Not certain that lawyers will benefit from comparing client interactions to colonoscopies, but here’s some interesting advice via Lawyerist:
The wisdom imparted by colonoscopies
One of Kahneman’s data points was surveys of people who underwent colonoscopies. For some patients, the tube was removed as soon as possible when the needed information was gathered. Others, after the examination was complete, had the tube left in for a while without it being moved (thus lessening the discomfort). Only then was it removed. The second set of patients rated the total experience as significantly less painful than the first set of patients, despite the fact that the procedure lasted longer and the total amount of very uncomfortable periods was the same. Similar results are found with people asked to place their hand in uncomfortably cold water. 60 seconds at a consistent temperature led to significantly worse memories of the experience than 90 seconds with the water warmed slightly during the last 30 seconds.
Kahneman concluded that duration of experience and “amount” of suffering really don’t matter.
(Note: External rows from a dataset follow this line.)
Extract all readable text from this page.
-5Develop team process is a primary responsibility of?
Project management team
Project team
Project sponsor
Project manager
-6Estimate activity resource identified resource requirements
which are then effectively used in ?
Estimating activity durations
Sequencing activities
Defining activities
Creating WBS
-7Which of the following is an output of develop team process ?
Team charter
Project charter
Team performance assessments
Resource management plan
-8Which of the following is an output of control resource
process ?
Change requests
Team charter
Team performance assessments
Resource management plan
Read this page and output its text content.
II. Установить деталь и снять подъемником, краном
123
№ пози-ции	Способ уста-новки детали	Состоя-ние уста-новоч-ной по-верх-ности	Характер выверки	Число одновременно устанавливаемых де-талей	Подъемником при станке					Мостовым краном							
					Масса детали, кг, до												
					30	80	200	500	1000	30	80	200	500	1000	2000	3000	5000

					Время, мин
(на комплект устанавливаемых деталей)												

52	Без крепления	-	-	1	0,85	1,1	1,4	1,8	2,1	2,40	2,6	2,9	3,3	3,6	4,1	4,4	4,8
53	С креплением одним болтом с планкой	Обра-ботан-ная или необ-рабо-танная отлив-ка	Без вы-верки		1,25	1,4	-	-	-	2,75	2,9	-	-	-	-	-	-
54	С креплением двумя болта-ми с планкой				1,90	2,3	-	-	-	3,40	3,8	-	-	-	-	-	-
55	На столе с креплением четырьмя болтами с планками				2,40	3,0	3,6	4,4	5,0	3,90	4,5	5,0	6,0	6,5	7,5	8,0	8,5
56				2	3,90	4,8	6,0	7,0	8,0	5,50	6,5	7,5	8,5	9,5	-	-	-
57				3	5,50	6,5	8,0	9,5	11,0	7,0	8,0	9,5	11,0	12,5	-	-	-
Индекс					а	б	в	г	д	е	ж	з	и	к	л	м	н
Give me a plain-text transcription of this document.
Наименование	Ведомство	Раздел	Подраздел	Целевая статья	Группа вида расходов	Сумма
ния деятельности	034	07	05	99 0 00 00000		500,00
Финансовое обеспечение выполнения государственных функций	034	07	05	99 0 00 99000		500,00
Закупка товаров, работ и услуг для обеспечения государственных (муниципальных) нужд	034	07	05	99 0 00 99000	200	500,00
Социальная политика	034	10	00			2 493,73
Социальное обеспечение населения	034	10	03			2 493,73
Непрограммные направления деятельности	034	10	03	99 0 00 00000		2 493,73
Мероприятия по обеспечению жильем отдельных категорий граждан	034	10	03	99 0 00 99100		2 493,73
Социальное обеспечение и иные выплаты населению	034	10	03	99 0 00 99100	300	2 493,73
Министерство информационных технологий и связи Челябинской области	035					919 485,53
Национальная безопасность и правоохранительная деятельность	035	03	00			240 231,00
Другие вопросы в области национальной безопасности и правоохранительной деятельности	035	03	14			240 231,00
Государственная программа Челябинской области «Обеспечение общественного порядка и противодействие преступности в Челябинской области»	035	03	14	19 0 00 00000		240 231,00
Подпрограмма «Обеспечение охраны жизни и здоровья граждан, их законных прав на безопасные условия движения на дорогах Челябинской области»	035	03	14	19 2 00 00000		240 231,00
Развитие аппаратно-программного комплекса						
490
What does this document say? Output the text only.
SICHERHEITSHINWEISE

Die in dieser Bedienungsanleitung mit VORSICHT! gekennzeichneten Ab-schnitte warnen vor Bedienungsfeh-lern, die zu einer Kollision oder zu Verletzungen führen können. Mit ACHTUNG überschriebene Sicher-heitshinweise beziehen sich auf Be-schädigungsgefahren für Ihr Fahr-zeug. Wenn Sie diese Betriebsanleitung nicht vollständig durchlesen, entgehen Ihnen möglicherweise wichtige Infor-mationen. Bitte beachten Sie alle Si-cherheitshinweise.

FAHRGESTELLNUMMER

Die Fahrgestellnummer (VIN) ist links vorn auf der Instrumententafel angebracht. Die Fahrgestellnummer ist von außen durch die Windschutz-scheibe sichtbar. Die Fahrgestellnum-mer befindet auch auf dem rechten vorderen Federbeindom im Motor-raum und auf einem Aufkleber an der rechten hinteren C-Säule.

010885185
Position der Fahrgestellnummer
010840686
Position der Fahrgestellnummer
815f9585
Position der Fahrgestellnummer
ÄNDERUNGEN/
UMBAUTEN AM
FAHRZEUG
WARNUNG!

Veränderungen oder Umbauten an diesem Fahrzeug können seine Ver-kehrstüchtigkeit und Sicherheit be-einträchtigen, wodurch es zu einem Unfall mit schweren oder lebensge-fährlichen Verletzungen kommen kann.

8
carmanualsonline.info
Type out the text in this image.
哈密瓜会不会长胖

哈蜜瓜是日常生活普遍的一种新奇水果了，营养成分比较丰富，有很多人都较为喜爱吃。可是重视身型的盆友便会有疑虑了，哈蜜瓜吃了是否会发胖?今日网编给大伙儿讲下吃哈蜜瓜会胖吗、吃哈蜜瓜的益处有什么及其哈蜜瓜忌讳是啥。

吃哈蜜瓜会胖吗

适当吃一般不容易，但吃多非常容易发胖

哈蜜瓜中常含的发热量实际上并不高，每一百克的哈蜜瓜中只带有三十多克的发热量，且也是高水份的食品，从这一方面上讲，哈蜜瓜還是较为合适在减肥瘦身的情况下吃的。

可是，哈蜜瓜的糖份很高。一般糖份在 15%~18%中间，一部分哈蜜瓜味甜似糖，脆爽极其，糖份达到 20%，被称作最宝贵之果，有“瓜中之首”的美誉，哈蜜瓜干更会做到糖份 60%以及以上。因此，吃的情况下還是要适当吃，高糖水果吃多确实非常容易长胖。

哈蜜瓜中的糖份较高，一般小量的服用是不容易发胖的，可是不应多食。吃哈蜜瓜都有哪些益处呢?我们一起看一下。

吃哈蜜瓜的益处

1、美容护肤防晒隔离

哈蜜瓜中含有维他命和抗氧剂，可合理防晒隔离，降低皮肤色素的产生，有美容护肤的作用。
The highest or lowest points, and the way the experience ended, matter much, much more. I have a strong feeling this is why so many lawyers speak fondly of law school, and the farther in time they are from it, the fonder they are. It also explains why so many lawyers complain about how miserable they are, but change nothing. Their experiencing selves are unhappy, but their remembering selves re-write history to make it not seem so bad in retrospect.